Cortisol, the ‘stress hormone’, is produced in the kidneys at times of severe stress or when you need a little more ‘go’ – such as in the morning or during a workout. Typically, this hormone is at its highest during the morning and slowly reduces over the day.
Cortisol is part of the ‘fight or flight’ system within the body which is essentially an inbuilt survival mechanism designed to get you out of danger. We do need some cortisol as it plays an important role but stress these days can be constant: financial issues, work, work colleagues, relationship problems, a busy schedule or anxiety are just some examples.
How Does Cortisol Increase Weight?
There are many theories around the effects of cortisol in relation to weight gain, but very few are actually proven. The trouble is that stress can cause many other issues such as anxiety, tiredness, depression and poor sleep – factors which could all contribute to weight gain. When you therefore test a cortisol level how would you know that was causing the weight gain on its own?
Most theories come from the hormones function to increase blood sugar levels and cause insulin resistance. In a healthy individual this effect should only last during the ‘stress’ and then reduce back to normal levels. However, the issue is that more and more people are experiencing stress for large parts of their day, potentially therefore experiencing the effects of continued high cortisol levels.
A lot of research in this area is based on those with a condition which causes continually high levels of cortisol (Cushing’s Syndrome). From here, we can predict to some extent, what effect that continued stress and therefore cortisol will have on us.
Continual high levels of cortisol have been linked to weight gain through changes in metabolism, appetite and break down of skeletal muscle. More interestingly, one study showed women to opt for sweeter foods when experiencing stress.
So What Can We Do?
Psychological and physical stress, both play a role on how we respond. So it stands to reason that we can tackle these to help reduce our overall stress levels and therefore some of these high levels of cortisol.
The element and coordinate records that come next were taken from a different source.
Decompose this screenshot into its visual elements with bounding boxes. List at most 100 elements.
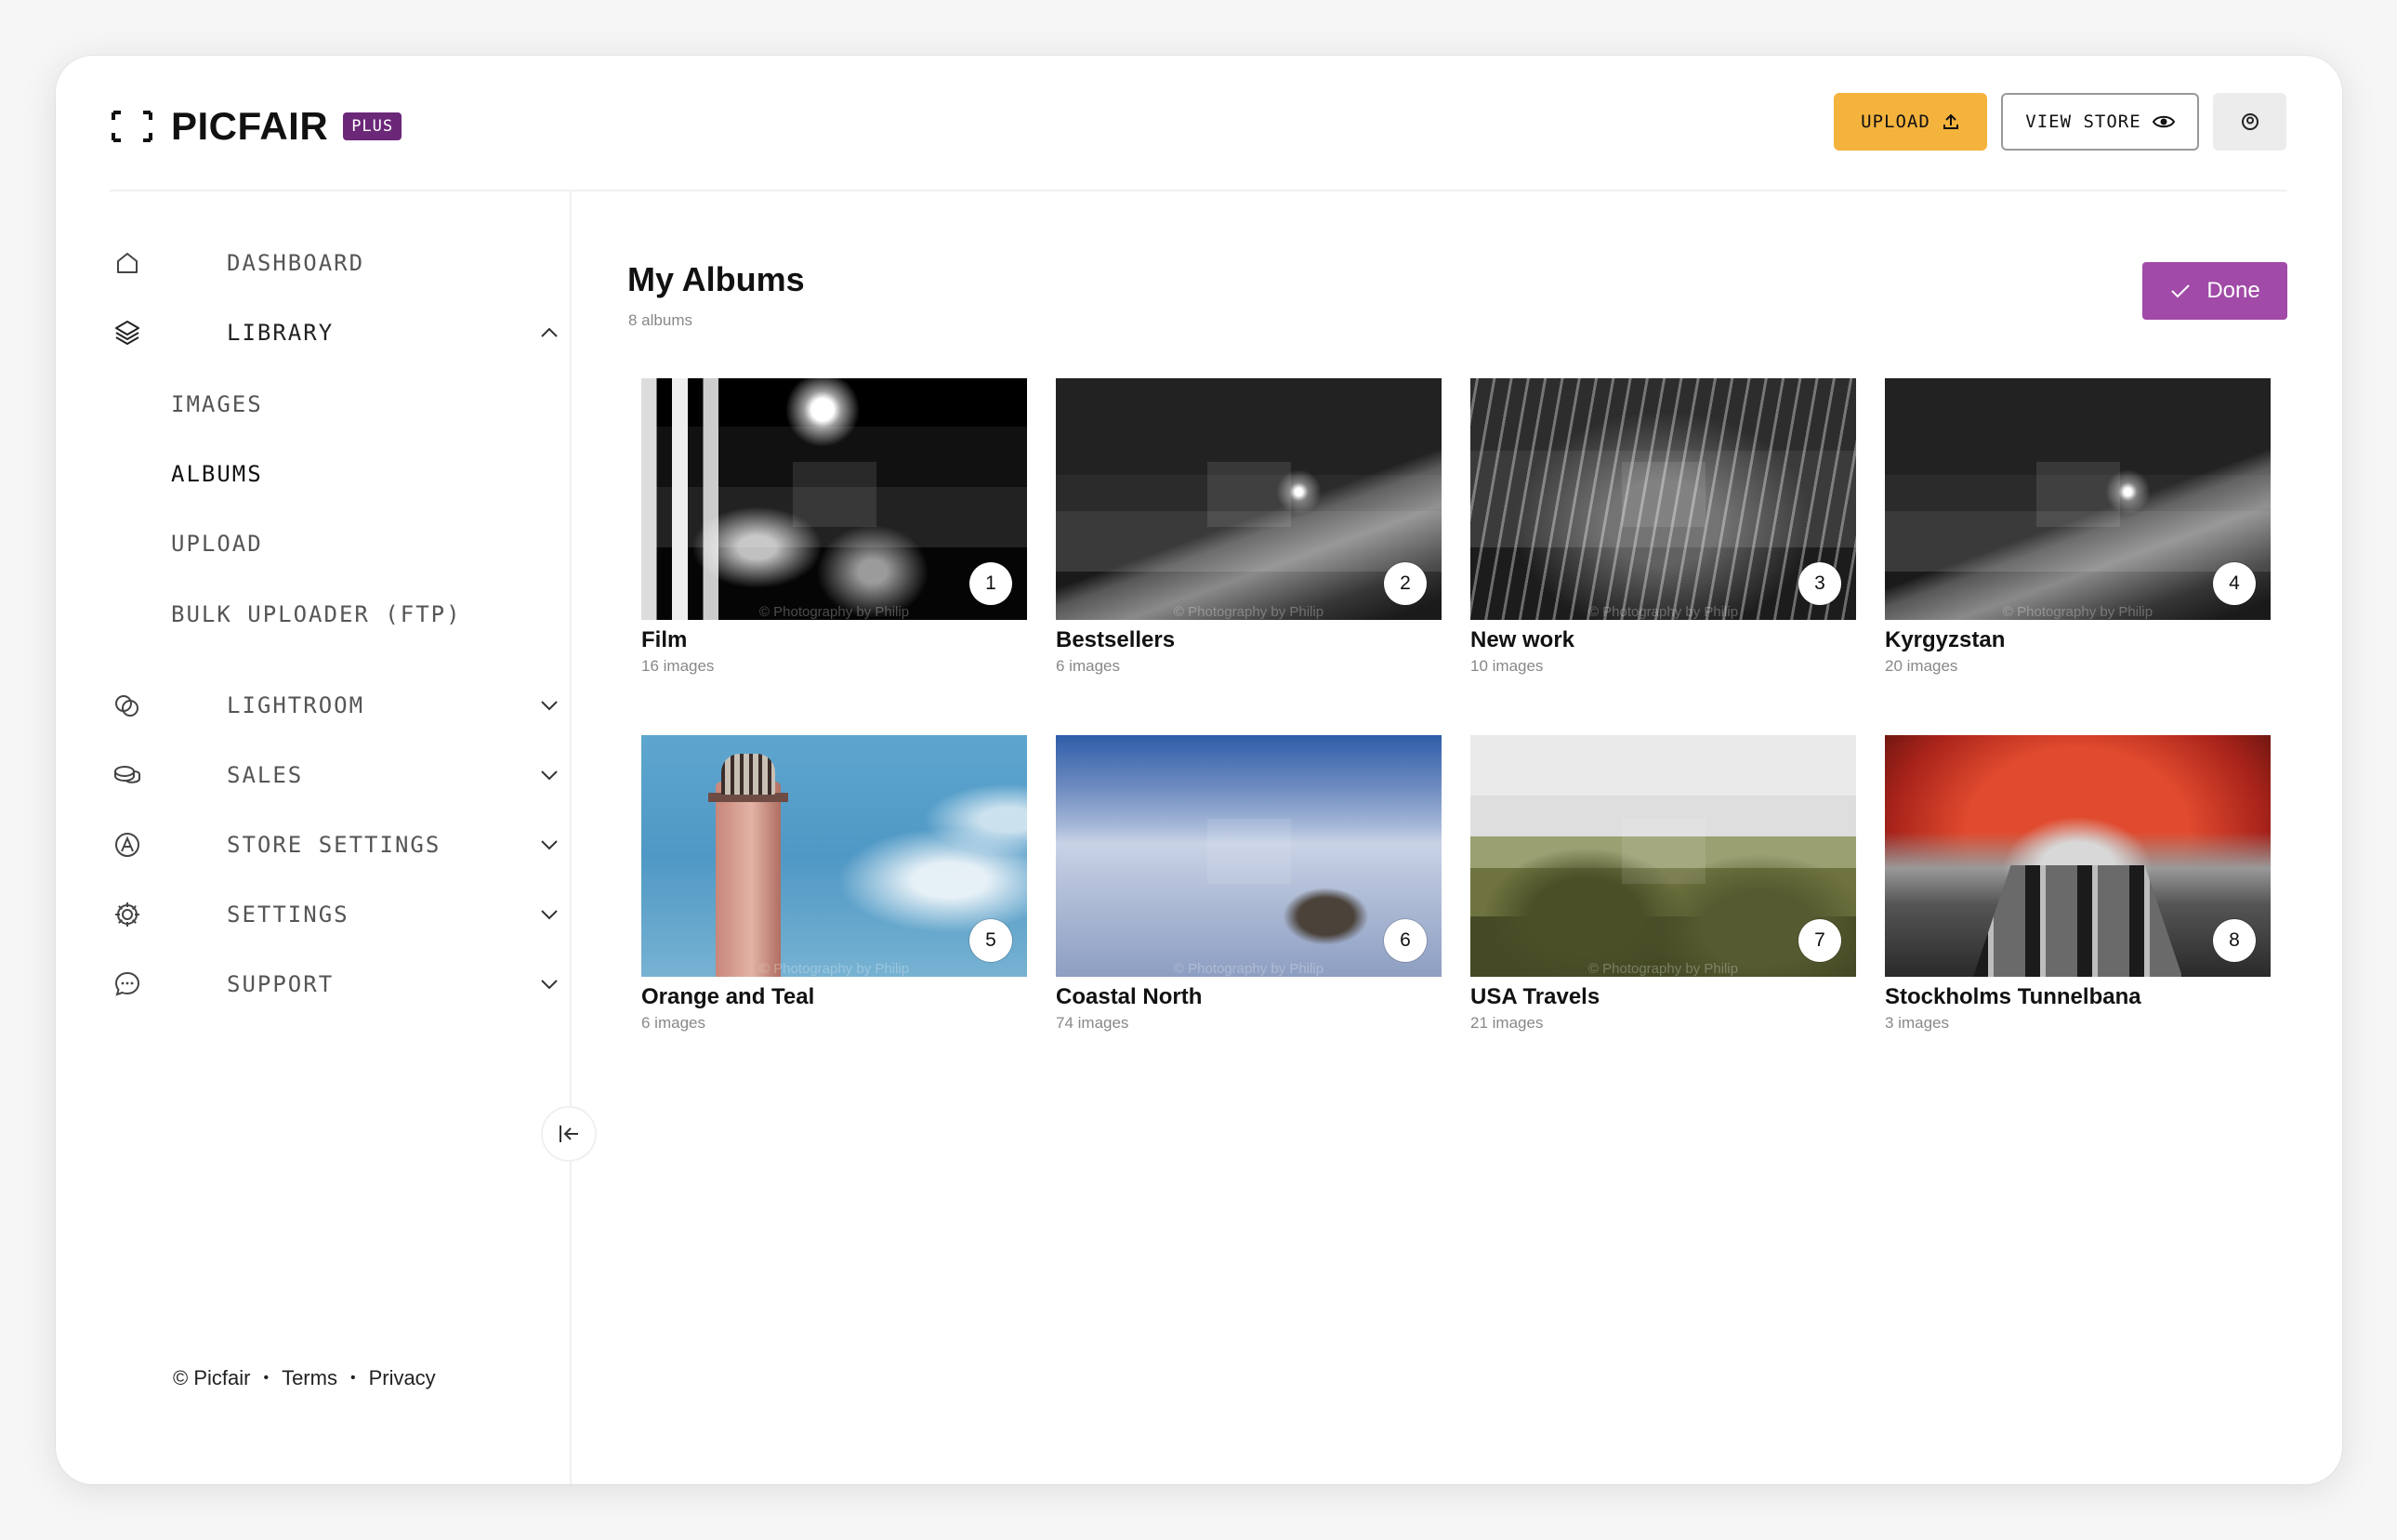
brand-name: PICFAIR <box>171 104 329 148</box>
album-card-bestsellers[interactable]: © Photography by Philip 2 Bestsellers 6 … <box>1056 378 1442 676</box>
chevron-down-icon[interactable] <box>537 763 561 787</box>
album-order-badge: 4 <box>2213 562 2256 605</box>
sidebar-item-support[interactable]: SUPPORT <box>112 958 558 1010</box>
album-order-badge: 8 <box>2213 919 2256 962</box>
watermark-text: © Photography by Philip <box>758 961 910 977</box>
sidebar-item-settings[interactable]: SETTINGS <box>112 888 558 941</box>
sidebar-divider <box>570 191 572 1484</box>
album-image-count: 20 images <box>1885 657 1958 675</box>
album-name: USA Travels <box>1470 984 1600 1009</box>
sidebar-subitem-images[interactable]: IMAGES <box>171 381 263 428</box>
album-card-coastal-north[interactable]: © Photography by Philip 6 Coastal North … <box>1056 735 1442 1033</box>
chevron-down-icon[interactable] <box>537 833 561 857</box>
picfair-logo[interactable]: PICFAIR PLUS <box>112 104 402 149</box>
album-card-film[interactable]: © Photography by Philip 1 Film 16 images <box>641 378 1027 676</box>
layers-icon <box>112 317 143 349</box>
chevron-up-icon[interactable] <box>537 321 561 345</box>
album-thumbnail: © Photography by Philip 1 <box>641 378 1027 620</box>
album-order-badge: 1 <box>969 562 1012 605</box>
chevron-down-icon[interactable] <box>537 972 561 996</box>
home-icon <box>112 247 143 279</box>
watermark-logo <box>1207 462 1291 527</box>
sidebar-item-sales[interactable]: SALES <box>112 749 558 801</box>
footer-separator: • <box>263 1370 270 1386</box>
sidebar-item-label: SETTINGS <box>227 902 349 928</box>
chevron-down-icon[interactable] <box>537 693 561 717</box>
sidebar-item-label: SUPPORT <box>227 971 335 997</box>
upload-button[interactable]: UPLOAD <box>1834 93 1987 151</box>
album-order-badge: 2 <box>1384 562 1427 605</box>
collapse-sidebar-button[interactable] <box>541 1106 597 1162</box>
top-header: PICFAIR PLUS UPLOAD VIEW STORE <box>56 56 2342 191</box>
coins-icon <box>112 759 143 791</box>
sidebar-subitem-albums[interactable]: ALBUMS <box>171 451 263 497</box>
album-thumbnail: © Photography by Philip 2 <box>1056 378 1442 620</box>
privacy-link[interactable]: Privacy <box>369 1366 436 1390</box>
album-name: Kyrgyzstan <box>1885 627 2006 652</box>
watermark-logo <box>1622 462 1706 527</box>
escalator-shape <box>1973 865 2182 977</box>
album-card-orange-and-teal[interactable]: © Photography by Philip 5 Orange and Tea… <box>641 735 1027 1033</box>
album-card-new-work[interactable]: © Photography by Philip 3 New work 10 im… <box>1470 378 1856 676</box>
watermark-logo <box>2036 462 2120 527</box>
sidebar-item-label: LIBRARY <box>227 320 335 346</box>
watermark-text: © Photography by Philip <box>1173 604 1324 620</box>
chevron-down-icon[interactable] <box>537 902 561 927</box>
lighthouse-lantern <box>721 754 775 795</box>
sidebar-item-store-settings[interactable]: STORE SETTINGS <box>112 819 558 871</box>
album-order-badge: 6 <box>1384 919 1427 962</box>
album-image-count: 6 images <box>1056 657 1120 675</box>
sidebar-item-library[interactable]: LIBRARY <box>112 307 558 359</box>
gear-icon <box>112 899 143 930</box>
header-divider <box>110 190 2286 191</box>
sidebar-subitem-bulk-uploader[interactable]: BULK UPLOADER (FTP) <box>171 591 462 638</box>
album-image-count: 74 images <box>1056 1014 1129 1032</box>
upload-button-label: UPLOAD <box>1861 112 1930 132</box>
collapse-sidebar-icon <box>560 1125 578 1142</box>
terms-link[interactable]: Terms <box>282 1366 337 1390</box>
watermark-text: © Photography by Philip <box>1587 604 1739 620</box>
check-icon <box>2171 284 2191 298</box>
watermark-text: © Photography by Philip <box>1587 961 1739 977</box>
album-card-usa-travels[interactable]: © Photography by Philip 7 USA Travels 21… <box>1470 735 1856 1033</box>
watermark-logo <box>1207 819 1291 884</box>
lighthouse-tower <box>716 782 781 977</box>
plus-badge: PLUS <box>343 112 402 140</box>
account-button[interactable] <box>2213 93 2286 151</box>
album-thumbnail: © Photography by Philip 7 <box>1470 735 1856 977</box>
sidebar-item-dashboard[interactable]: DASHBOARD <box>112 237 520 289</box>
lightroom-icon <box>112 690 143 721</box>
album-card-kyrgyzstan[interactable]: © Photography by Philip 4 Kyrgyzstan 20 … <box>1885 378 2271 676</box>
album-thumbnail: © Photography by Philip 6 <box>1056 735 1442 977</box>
album-name: Orange and Teal <box>641 984 815 1009</box>
view-store-button[interactable]: VIEW STORE <box>2001 93 2199 151</box>
copyright-text: © Picfair <box>173 1366 251 1389</box>
account-icon <box>2241 113 2259 130</box>
sidebar-item-label: LIGHTROOM <box>227 692 365 718</box>
chat-icon <box>112 968 143 1000</box>
watermark-logo <box>793 462 876 527</box>
album-thumbnail: © Photography by Philip 4 <box>1885 378 2271 620</box>
album-name: New work <box>1470 627 1575 652</box>
album-card-stockholms-tunnelbana[interactable]: 8 Stockholms Tunnelbana 3 images <box>1885 735 2271 1033</box>
album-name: Stockholms Tunnelbana <box>1885 984 2141 1009</box>
done-button[interactable]: Done <box>2142 262 2287 320</box>
watermark-text: © Photography by Philip <box>2002 604 2153 620</box>
album-thumbnail: © Photography by Philip 5 <box>641 735 1027 977</box>
watermark-text: © Photography by Philip <box>758 604 910 620</box>
album-order-badge: 3 <box>1798 562 1841 605</box>
album-image-count: 10 images <box>1470 657 1544 675</box>
sidebar-item-label: DASHBOARD <box>227 250 365 276</box>
album-order-badge: 5 <box>969 919 1012 962</box>
eye-icon <box>2152 115 2175 128</box>
store-icon <box>112 829 143 861</box>
sidebar-subitem-upload[interactable]: UPLOAD <box>171 520 263 567</box>
sidebar-footer: © Picfair • Terms • Privacy <box>173 1366 436 1390</box>
page-title: My Albums <box>627 260 805 298</box>
album-image-count: 21 images <box>1470 1014 1544 1032</box>
sidebar-item-lightroom[interactable]: LIGHTROOM <box>112 679 558 731</box>
album-count-summary: 8 albums <box>628 311 692 329</box>
sidebar-item-label: STORE SETTINGS <box>227 832 441 858</box>
album-thumbnail: © Photography by Philip 3 <box>1470 378 1856 620</box>
album-name: Bestsellers <box>1056 627 1176 652</box>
One study in 2011 suggested that a 9 week course of Mindfulness may reduce cortisol levels in those who describe themselves as being ‘stress’ eaters.1 The reason we have to use the word ‘may’ here is because the results were not considered different enough compared with those not doing the mindfulness to come to a definite conclusion. However, is psychology terms, 9 weeks isn’t a long time and it is likely that a longer study is need to prove this concept.
2. Listening To Music
Listening to music is also thought to reduce cortisol levels 2. So perhaps subtle changes to your daily routine like listening to the radio in the morning instead of the TV, listening to music through headphones at work or even taking some time out to go and relax with your favourite tunes could be your answer to balancing out the effects of stress.
3. Omega- 3 Supplements?
The thought that omega – 3 supplements can reduce cortisol levels, comes from a 2013 study looking at alcoholic men in rehabilitation. The results from this showed no differences between the group having the supplement and the placebo group (the ones having just standard care). Also, metabolism in somewhere during alcohol rehabilitation is different to that of the healthy population so even if these results did show a connection, it is highly unlikely to work in the average person.
The use of multivitamins in the reduction of cortisol levels has been shown to have no effect at all in those who are going about their every day life as they normally would.
Cortisol increases temporarily during intense exercise – it has to for your body to perform effectively and no do not cut this out of your lifestyle. However, you may also want to incorporate so low intensity exercise which has been suggested to reduce cortisol levels e.g. yoga/ walking/ pilates
Are We All The Same?
In a nutshell, no! Individuals seem to produce different levels of cortisol despite being in the same ‘stressful’ situation. This could be due to ‘stress’ being made up of both perceived (what we think) and physical (what is actually there) factors – so we will all read the same situation differently and our stress response (e.g. cortisol) will match that reading.
Besides cortisol, stress is also linked to anxiety, depression, digestive health issues and sleep problems. All of which can contribute to weight gain. So if you are struggling with your weight then simply tackling cortisol as a single issue is highly unlikely to help.
More Research Needed
Many of the studies suggesting that high levels of cortisol cause excess fat to be laid down, are actually looking at those with Cushing’s Syndrome – a syndrome where individuals have very high, continuous levels of cortisol. Although these studies may give some idea about how cortisol effects us, they can not be used to relate to a healthy person who may only have high levels of cortisol during stress.
Due to the nature of hormone changes and diet, a good study would need to be over a long period of time which makes it then more difficult to recruit and retain large numbers of people. Not only this but given that cortisol levels change over the day meaning that participants would need to collect saliva samples several times daily which is hardly very practical and in any case, some may question how accurate saliva samples are in comparison to a blood sample.
A long study also causes difficulties when it comes to study style, as you can not keep people locked up for months on end, you are relying on them to provide accurate reports on what has happened and also fully follow the procedure for the study.